Il deferimento è legato ad una serie di presunte violazioni legate “ai principi di corretta gestione delle società affiliate alla FIGC per avere reimpiegato nell’attività gestionale e sportiva della Foggia Calcio s.r.l., nel corso delle stagioni sportive 2015/2016 e 2016/2017 quantomeno - allo stato degli atti – un importo monetario molto ingente, sia a mezzo di bonifici, sia a mezzo di denaro contante, proventi di attività illecite di evasione e/o elusione fiscale, alcune delle quali integranti anche reato”.

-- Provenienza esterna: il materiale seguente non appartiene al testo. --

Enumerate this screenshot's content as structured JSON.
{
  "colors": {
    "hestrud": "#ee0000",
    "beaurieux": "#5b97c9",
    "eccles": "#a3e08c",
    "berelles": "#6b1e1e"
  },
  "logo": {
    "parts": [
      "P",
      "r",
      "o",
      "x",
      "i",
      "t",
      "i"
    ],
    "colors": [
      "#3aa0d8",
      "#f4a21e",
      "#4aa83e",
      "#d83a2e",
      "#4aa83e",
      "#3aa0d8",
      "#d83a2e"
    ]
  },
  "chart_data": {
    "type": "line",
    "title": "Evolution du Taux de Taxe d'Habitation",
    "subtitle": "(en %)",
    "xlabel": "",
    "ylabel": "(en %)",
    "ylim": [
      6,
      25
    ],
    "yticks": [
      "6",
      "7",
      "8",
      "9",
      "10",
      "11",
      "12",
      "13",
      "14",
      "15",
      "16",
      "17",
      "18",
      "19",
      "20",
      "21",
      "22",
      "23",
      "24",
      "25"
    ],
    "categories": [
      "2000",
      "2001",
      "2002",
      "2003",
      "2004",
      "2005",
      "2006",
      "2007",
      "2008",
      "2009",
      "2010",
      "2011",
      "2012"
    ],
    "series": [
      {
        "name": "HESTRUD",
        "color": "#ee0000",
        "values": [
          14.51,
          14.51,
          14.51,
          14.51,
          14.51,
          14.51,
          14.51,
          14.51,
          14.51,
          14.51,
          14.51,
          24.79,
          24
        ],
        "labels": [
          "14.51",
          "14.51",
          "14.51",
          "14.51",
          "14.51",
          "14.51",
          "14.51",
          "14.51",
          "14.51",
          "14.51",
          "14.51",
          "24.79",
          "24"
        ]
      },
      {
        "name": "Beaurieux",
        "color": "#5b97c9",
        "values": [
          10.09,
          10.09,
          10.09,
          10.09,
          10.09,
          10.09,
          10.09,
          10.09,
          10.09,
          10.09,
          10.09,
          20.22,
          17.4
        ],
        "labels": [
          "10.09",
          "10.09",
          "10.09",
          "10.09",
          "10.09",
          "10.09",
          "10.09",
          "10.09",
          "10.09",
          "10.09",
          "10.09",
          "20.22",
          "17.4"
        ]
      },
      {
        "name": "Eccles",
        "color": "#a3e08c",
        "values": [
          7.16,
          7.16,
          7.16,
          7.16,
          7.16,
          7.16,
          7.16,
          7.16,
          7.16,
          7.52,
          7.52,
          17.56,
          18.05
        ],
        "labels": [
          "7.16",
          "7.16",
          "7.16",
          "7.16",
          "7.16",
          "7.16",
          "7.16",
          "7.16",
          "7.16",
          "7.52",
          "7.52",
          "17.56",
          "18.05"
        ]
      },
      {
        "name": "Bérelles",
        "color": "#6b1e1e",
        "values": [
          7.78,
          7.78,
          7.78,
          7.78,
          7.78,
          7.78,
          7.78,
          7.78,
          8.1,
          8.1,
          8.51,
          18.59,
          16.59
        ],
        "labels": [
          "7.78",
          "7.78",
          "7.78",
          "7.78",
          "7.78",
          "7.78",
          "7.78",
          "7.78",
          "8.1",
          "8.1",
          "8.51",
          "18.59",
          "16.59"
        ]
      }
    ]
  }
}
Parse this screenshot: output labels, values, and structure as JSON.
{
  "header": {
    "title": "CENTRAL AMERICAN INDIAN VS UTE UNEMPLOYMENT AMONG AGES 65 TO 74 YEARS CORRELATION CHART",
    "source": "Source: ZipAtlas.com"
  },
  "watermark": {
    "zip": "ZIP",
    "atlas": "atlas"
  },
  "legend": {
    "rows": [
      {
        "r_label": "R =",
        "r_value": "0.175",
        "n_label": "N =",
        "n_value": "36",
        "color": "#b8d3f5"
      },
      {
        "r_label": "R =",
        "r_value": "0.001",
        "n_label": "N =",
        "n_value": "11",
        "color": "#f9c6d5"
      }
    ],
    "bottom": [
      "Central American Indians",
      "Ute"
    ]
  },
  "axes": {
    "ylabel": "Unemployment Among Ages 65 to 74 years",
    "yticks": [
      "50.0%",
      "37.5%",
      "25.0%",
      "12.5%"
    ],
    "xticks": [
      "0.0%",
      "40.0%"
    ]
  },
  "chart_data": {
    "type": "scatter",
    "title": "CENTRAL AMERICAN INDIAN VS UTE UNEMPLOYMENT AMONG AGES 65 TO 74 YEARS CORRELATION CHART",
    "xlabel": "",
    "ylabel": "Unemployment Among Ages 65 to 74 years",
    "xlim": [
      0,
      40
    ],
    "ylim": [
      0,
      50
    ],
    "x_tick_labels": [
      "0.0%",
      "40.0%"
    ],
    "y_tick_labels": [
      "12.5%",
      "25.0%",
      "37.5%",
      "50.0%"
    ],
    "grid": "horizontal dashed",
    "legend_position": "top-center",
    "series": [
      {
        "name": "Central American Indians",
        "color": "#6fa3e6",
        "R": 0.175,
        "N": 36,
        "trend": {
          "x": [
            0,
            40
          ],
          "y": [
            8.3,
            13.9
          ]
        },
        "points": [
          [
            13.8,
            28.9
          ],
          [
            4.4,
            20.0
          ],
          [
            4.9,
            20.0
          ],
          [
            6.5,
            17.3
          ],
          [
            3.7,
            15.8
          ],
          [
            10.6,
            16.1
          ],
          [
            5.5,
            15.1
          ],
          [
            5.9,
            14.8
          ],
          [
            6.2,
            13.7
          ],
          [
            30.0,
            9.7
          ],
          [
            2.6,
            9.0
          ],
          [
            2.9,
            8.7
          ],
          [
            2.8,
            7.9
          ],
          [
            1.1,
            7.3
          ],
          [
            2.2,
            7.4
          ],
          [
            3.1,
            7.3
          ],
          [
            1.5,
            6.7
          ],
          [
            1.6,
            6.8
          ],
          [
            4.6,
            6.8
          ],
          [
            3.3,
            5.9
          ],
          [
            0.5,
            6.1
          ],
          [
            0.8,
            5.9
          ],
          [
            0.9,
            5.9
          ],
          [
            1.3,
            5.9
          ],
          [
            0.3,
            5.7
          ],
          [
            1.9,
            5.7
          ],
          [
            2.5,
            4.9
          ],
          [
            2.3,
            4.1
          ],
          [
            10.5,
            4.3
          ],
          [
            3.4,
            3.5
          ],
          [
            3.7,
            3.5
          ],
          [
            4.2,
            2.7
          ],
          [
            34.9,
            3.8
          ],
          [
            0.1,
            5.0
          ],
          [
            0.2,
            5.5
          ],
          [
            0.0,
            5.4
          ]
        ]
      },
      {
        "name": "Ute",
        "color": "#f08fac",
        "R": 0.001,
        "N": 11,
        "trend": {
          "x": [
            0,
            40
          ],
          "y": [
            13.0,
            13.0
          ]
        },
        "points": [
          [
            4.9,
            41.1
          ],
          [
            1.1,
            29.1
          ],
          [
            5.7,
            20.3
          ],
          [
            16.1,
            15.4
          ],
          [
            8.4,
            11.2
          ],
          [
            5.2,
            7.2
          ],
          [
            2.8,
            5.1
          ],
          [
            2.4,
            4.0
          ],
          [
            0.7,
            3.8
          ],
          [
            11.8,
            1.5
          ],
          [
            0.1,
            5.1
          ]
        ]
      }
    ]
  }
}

In totale 37 i soggetti coinvolti: dai calciatori Vacca, Iemmello, Chiricò, Tito, Agnelli, Gerbo, Mazzeo, Guarna, Martinelli, Floriano, Empereur, Narciso, Angelo, Lanzaro, Arcidiacono, Tarolli, Agostinone, Padovan, Sainz-Maza, Quinto, Sanchez, Agazzi, Sarno; ai dirigenti Franco e Fedele Sannella, Curci. Fares, Dellisanti, Di Bari e Ursitti; fino ad allenatori e staff come De Zerbi, Possanzini, Teresa, Cannas, Marcattilii e Smargiassi.